As such, it’s important to design your schema and queries to avoid this, and to use the right modifiers to minimise what has to be transmitted over the network and then applied as an update to the document. A good example of what you shouldn’t do when updating documents is to read the document into your application, update the document, then write it back to the database. Instead, use the appropriate commands - such as set, remove, and increment - to modify documents directly.
This also means paying attention to the BSON data types and pre-allocating documents, things I wrote about in MongoDB schema design pitfalls.
6. Consider network throughput & number of packets
Assuming 100Mbps networking is sufficient is likely to cause you problems, perhaps not during normal operations, but probably when you have some unusual event like needing to resync a secondary replica set member.

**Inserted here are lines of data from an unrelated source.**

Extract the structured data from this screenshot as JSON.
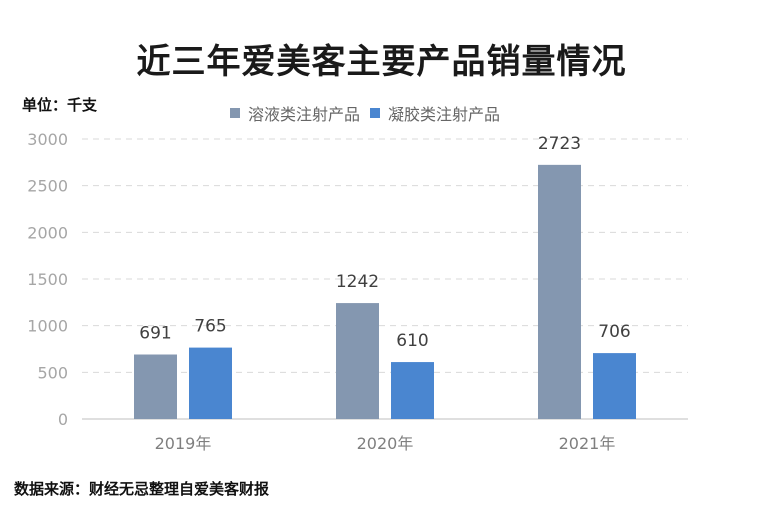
{
  "page": {
    "title": "近三年爱美客主要产品销量情况",
    "unit": "单位：千支",
    "source": "数据来源：财经无忌整理自爱美客财报"
  },
  "chart_data": {
    "type": "bar",
    "title": "近三年爱美客主要产品销量情况",
    "categories": [
      "2019年",
      "2020年",
      "2021年"
    ],
    "series": [
      {
        "name": "溶液类注射产品",
        "values": [
          691,
          1242,
          2723
        ],
        "color": "#8497b0"
      },
      {
        "name": "凝胶类注射产品",
        "values": [
          765,
          610,
          706
        ],
        "color": "#4a86d0"
      }
    ],
    "ylabel": "",
    "ylim": [
      0,
      3000
    ],
    "yticks": [
      0,
      500,
      1000,
      1500,
      2000,
      2500,
      3000
    ],
    "grid": true,
    "legend": "top-center",
    "data_labels": true
  }
}
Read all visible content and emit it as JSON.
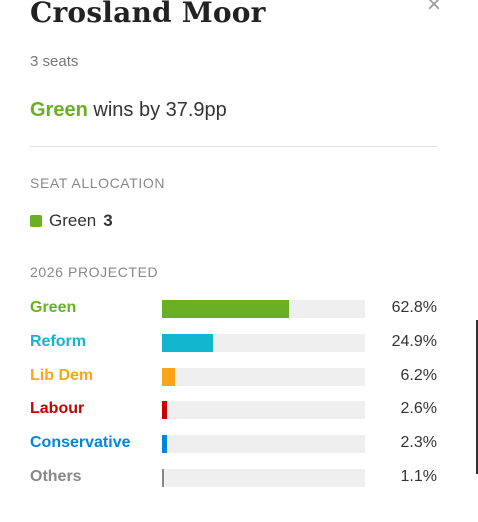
{
  "ward": {
    "title": "Crosland Moor",
    "seats_text": "3 seats",
    "close_symbol": "×"
  },
  "result": {
    "winner_party": "Green",
    "winner_color": "#6ab023",
    "margin_text": "wins by 37.9pp"
  },
  "seat_allocation": {
    "heading": "SEAT ALLOCATION",
    "items": [
      {
        "party": "Green",
        "seats": "3",
        "color": "#6ab023"
      }
    ]
  },
  "projection": {
    "heading": "2026 PROJECTED",
    "rows": [
      {
        "party": "Green",
        "value": "62.8%",
        "share": 62.8,
        "color": "#6ab023"
      },
      {
        "party": "Reform",
        "value": "24.9%",
        "share": 24.9,
        "color": "#12b6cf"
      },
      {
        "party": "Lib Dem",
        "value": "6.2%",
        "share": 6.2,
        "color": "#faa61a"
      },
      {
        "party": "Labour",
        "value": "2.6%",
        "share": 2.6,
        "color": "#c70000"
      },
      {
        "party": "Conservative",
        "value": "2.3%",
        "share": 2.3,
        "color": "#0087dc"
      },
      {
        "party": "Others",
        "value": "1.1%",
        "share": 1.1,
        "color": "#888888"
      }
    ]
  }
}
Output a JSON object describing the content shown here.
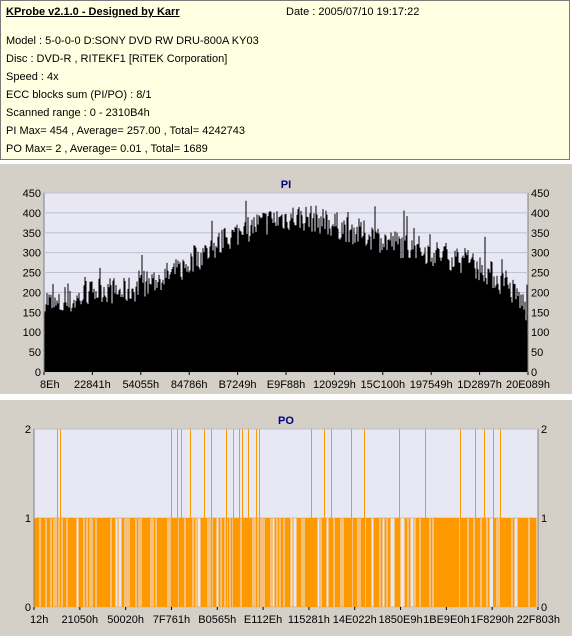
{
  "header": {
    "title": "KProbe v2.1.0 - Designed by Karr",
    "date": "Date : 2005/07/10 19:17:22",
    "lines": [
      "Model : 5-0-0-0 D:SONY    DVD RW DRU-800A  KY03",
      "Disc : DVD-R  , RITEKF1 [RiTEK Corporation]",
      "Speed : 4x",
      "ECC blocks sum (PI/PO) : 8/1",
      "Scanned range : 0 - 2310B4h",
      "PI Max= 454 , Average= 257.00 , Total= 4242743",
      "PO Max= 2 , Average= 0.01 , Total= 1689"
    ]
  },
  "colors": {
    "pi": "#000000",
    "po": "#ff9900",
    "plot_bg": "#e8e8f4",
    "grid": "#c0c0d0",
    "title": "#000080"
  },
  "chart_data": [
    {
      "type": "bar",
      "title": "PI",
      "xlabel": "",
      "ylabel": "",
      "ylim": [
        0,
        450
      ],
      "yticks": [
        0,
        50,
        100,
        150,
        200,
        250,
        300,
        350,
        400,
        450
      ],
      "xtick_labels": [
        "8Eh",
        "22841h",
        "54055h",
        "84786h",
        "B7249h",
        "E9F88h",
        "120929h",
        "15C100h",
        "197549h",
        "1D2897h",
        "20E089h"
      ],
      "grid": true,
      "profile": {
        "x": [
          0.0,
          0.02,
          0.05,
          0.08,
          0.12,
          0.16,
          0.2,
          0.24,
          0.28,
          0.32,
          0.36,
          0.4,
          0.44,
          0.48,
          0.52,
          0.56,
          0.6,
          0.64,
          0.68,
          0.72,
          0.76,
          0.8,
          0.84,
          0.88,
          0.92,
          0.95,
          0.98,
          1.0
        ],
        "y": [
          190,
          165,
          172,
          190,
          210,
          200,
          215,
          235,
          255,
          290,
          320,
          350,
          370,
          385,
          390,
          385,
          370,
          355,
          340,
          325,
          315,
          300,
          290,
          275,
          250,
          220,
          190,
          150
        ]
      },
      "max": 454,
      "average": 257.0
    },
    {
      "type": "bar",
      "title": "PO",
      "xlabel": "",
      "ylabel": "",
      "ylim": [
        0,
        2
      ],
      "yticks": [
        0,
        1,
        2
      ],
      "xtick_labels": [
        "12h",
        "21050h",
        "50020h",
        "7F761h",
        "B0565h",
        "E112Eh",
        "115281h",
        "14E022h",
        "1850E9h",
        "1BE9E0h",
        "1F8290h",
        "22F803h"
      ],
      "grid": true,
      "spikes_value_2": [
        0.045,
        0.052,
        0.272,
        0.283,
        0.291,
        0.31,
        0.337,
        0.351,
        0.38,
        0.395,
        0.406,
        0.412,
        0.425,
        0.44,
        0.447,
        0.55,
        0.575,
        0.59,
        0.628,
        0.655,
        0.725,
        0.775,
        0.845,
        0.875,
        0.893,
        0.91,
        0.925
      ]
    }
  ]
}
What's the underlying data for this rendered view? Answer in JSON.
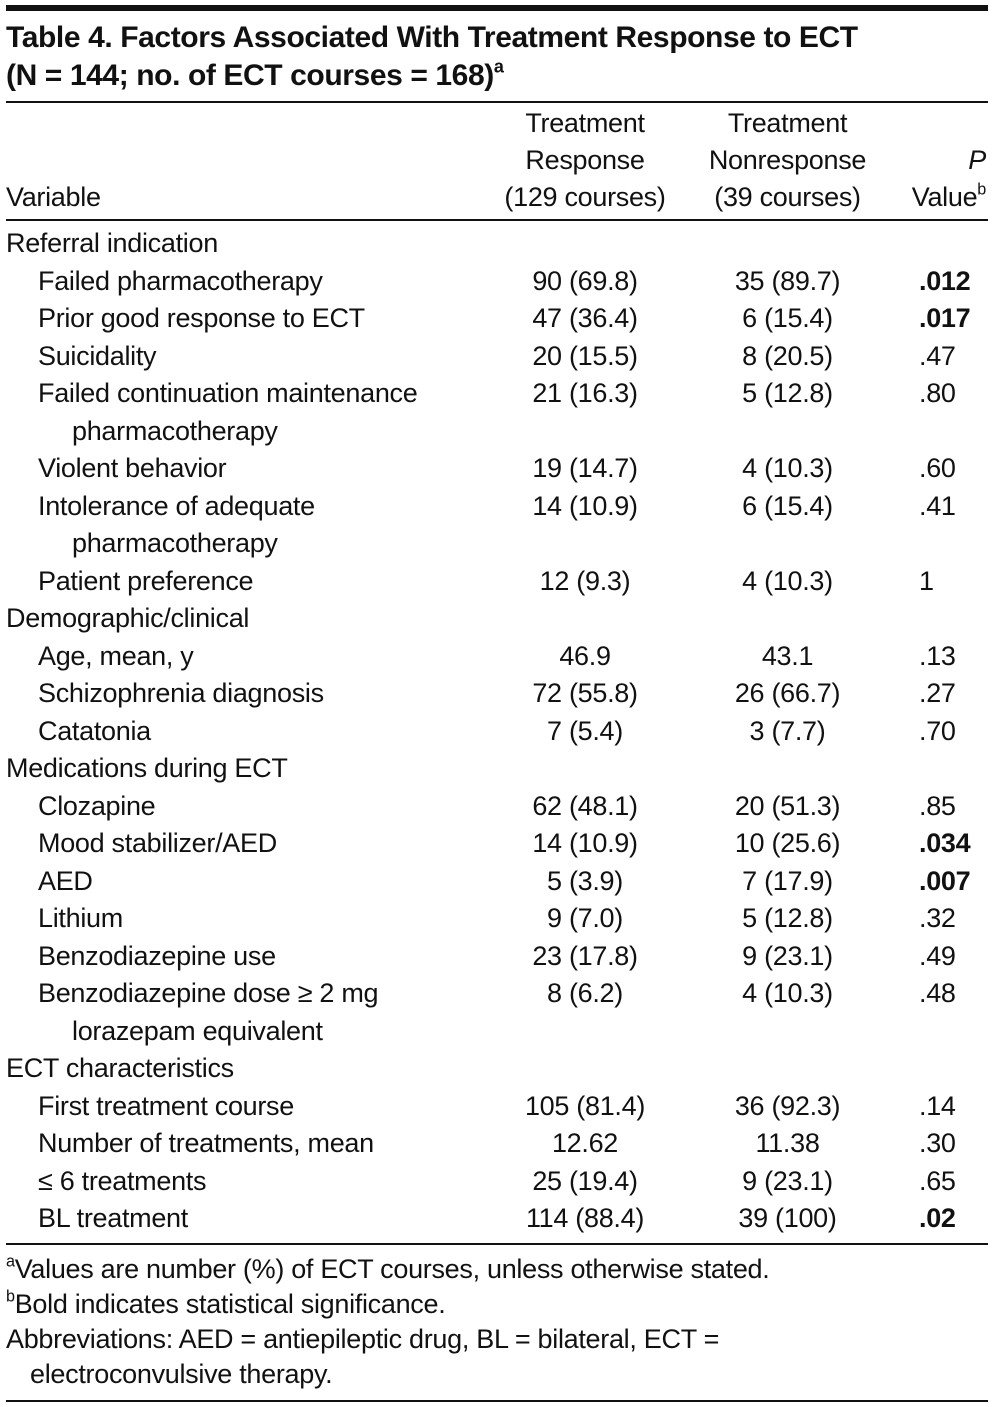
{
  "header": {
    "title_lines": [
      "Table 4. Factors Associated With Treatment Response to ECT",
      "(N = 144; no. of ECT courses = 168)"
    ],
    "title_footnote": "a"
  },
  "table": {
    "columns": [
      {
        "lines": [
          "Variable"
        ]
      },
      {
        "lines": [
          "Treatment",
          "Response",
          "(129 courses)"
        ]
      },
      {
        "lines": [
          "Treatment",
          "Nonresponse",
          "(39 courses)"
        ]
      },
      {
        "lines": [
          "P",
          "Value"
        ],
        "footnote": "b"
      }
    ],
    "sections": [
      {
        "name": "Referral indication",
        "rows": [
          {
            "variable": "Failed pharmacotherapy",
            "response": "90 (69.8)",
            "nonresponse": "35 (89.7)",
            "p": ".012",
            "significant": true
          },
          {
            "variable": "Prior good response to ECT",
            "response": "47 (36.4)",
            "nonresponse": "6 (15.4)",
            "p": ".017",
            "significant": true
          },
          {
            "variable": "Suicidality",
            "response": "20 (15.5)",
            "nonresponse": "8 (20.5)",
            "p": ".47",
            "significant": false
          },
          {
            "variable": "Failed continuation maintenance pharmacotherapy",
            "response": "21 (16.3)",
            "nonresponse": "5 (12.8)",
            "p": ".80",
            "significant": false
          },
          {
            "variable": "Violent behavior",
            "response": "19 (14.7)",
            "nonresponse": "4 (10.3)",
            "p": ".60",
            "significant": false
          },
          {
            "variable": "Intolerance of adequate pharmacotherapy",
            "response": "14 (10.9)",
            "nonresponse": "6 (15.4)",
            "p": ".41",
            "significant": false
          },
          {
            "variable": "Patient preference",
            "response": "12 (9.3)",
            "nonresponse": "4 (10.3)",
            "p": "1",
            "significant": false
          }
        ]
      },
      {
        "name": "Demographic/clinical",
        "rows": [
          {
            "variable": "Age, mean, y",
            "response": "46.9",
            "nonresponse": "43.1",
            "p": ".13",
            "significant": false
          },
          {
            "variable": "Schizophrenia diagnosis",
            "response": "72 (55.8)",
            "nonresponse": "26 (66.7)",
            "p": ".27",
            "significant": false
          },
          {
            "variable": "Catatonia",
            "response": "7 (5.4)",
            "nonresponse": "3 (7.7)",
            "p": ".70",
            "significant": false
          }
        ]
      },
      {
        "name": "Medications during ECT",
        "rows": [
          {
            "variable": "Clozapine",
            "response": "62 (48.1)",
            "nonresponse": "20 (51.3)",
            "p": ".85",
            "significant": false
          },
          {
            "variable": "Mood stabilizer/AED",
            "response": "14 (10.9)",
            "nonresponse": "10 (25.6)",
            "p": ".034",
            "significant": true
          },
          {
            "variable": "AED",
            "response": "5 (3.9)",
            "nonresponse": "7 (17.9)",
            "p": ".007",
            "significant": true
          },
          {
            "variable": "Lithium",
            "response": "9 (7.0)",
            "nonresponse": "5 (12.8)",
            "p": ".32",
            "significant": false
          },
          {
            "variable": "Benzodiazepine use",
            "response": "23 (17.8)",
            "nonresponse": "9 (23.1)",
            "p": ".49",
            "significant": false
          },
          {
            "variable": "Benzodiazepine dose ≥ 2 mg lorazepam equivalent",
            "response": "8 (6.2)",
            "nonresponse": "4 (10.3)",
            "p": ".48",
            "significant": false
          }
        ]
      },
      {
        "name": "ECT characteristics",
        "rows": [
          {
            "variable": "First treatment course",
            "response": "105 (81.4)",
            "nonresponse": "36 (92.3)",
            "p": ".14",
            "significant": false
          },
          {
            "variable": "Number of treatments, mean",
            "response": "12.62",
            "nonresponse": "11.38",
            "p": ".30",
            "significant": false
          },
          {
            "variable": "≤ 6 treatments",
            "response": "25 (19.4)",
            "nonresponse": "9 (23.1)",
            "p": ".65",
            "significant": false
          },
          {
            "variable": "BL treatment",
            "response": "114 (88.4)",
            "nonresponse": "39 (100)",
            "p": ".02",
            "significant": true
          }
        ]
      }
    ]
  },
  "footnotes": [
    {
      "mark": "a",
      "text": "Values are number (%) of ECT courses, unless otherwise stated."
    },
    {
      "mark": "b",
      "text": "Bold indicates statistical significance."
    }
  ],
  "abbreviations": "Abbreviations: AED = antiepileptic drug, BL = bilateral, ECT = electroconvulsive therapy."
}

When cloning the database, MongoDB is going to use as much network capacity as it can to transfer the data over as quickly as possible before the oplog rolls over. If you’re doing 50-60Mbps of normal network traffic, there isn’t much spare capacity on a 100Mbps connection so that resync is going to be held up by hitting the throughput limits.
Also keep an eye on the number of packets being transmitted over the network - it’s not just the raw throughput that is important. A huge number of packets can overwhelm low quality network equipment - a problem we saw several years ago at our previous hosting provider. This will show up as packet loss and be very difficult to diagnose.
Scaling is an incremental process - there’s rarely one thing that will give you a big win. All of these tweaks and optimisations together help us to perform thousands of write operations per second and get response times within 10ms whilst using a write concern of 1.
Ultimately, all this ensures that our customers can load the graphs they want incredibly quickly. Behind the scenes we know that data is being written quickly, safely and that we can scale it as we continue to grow.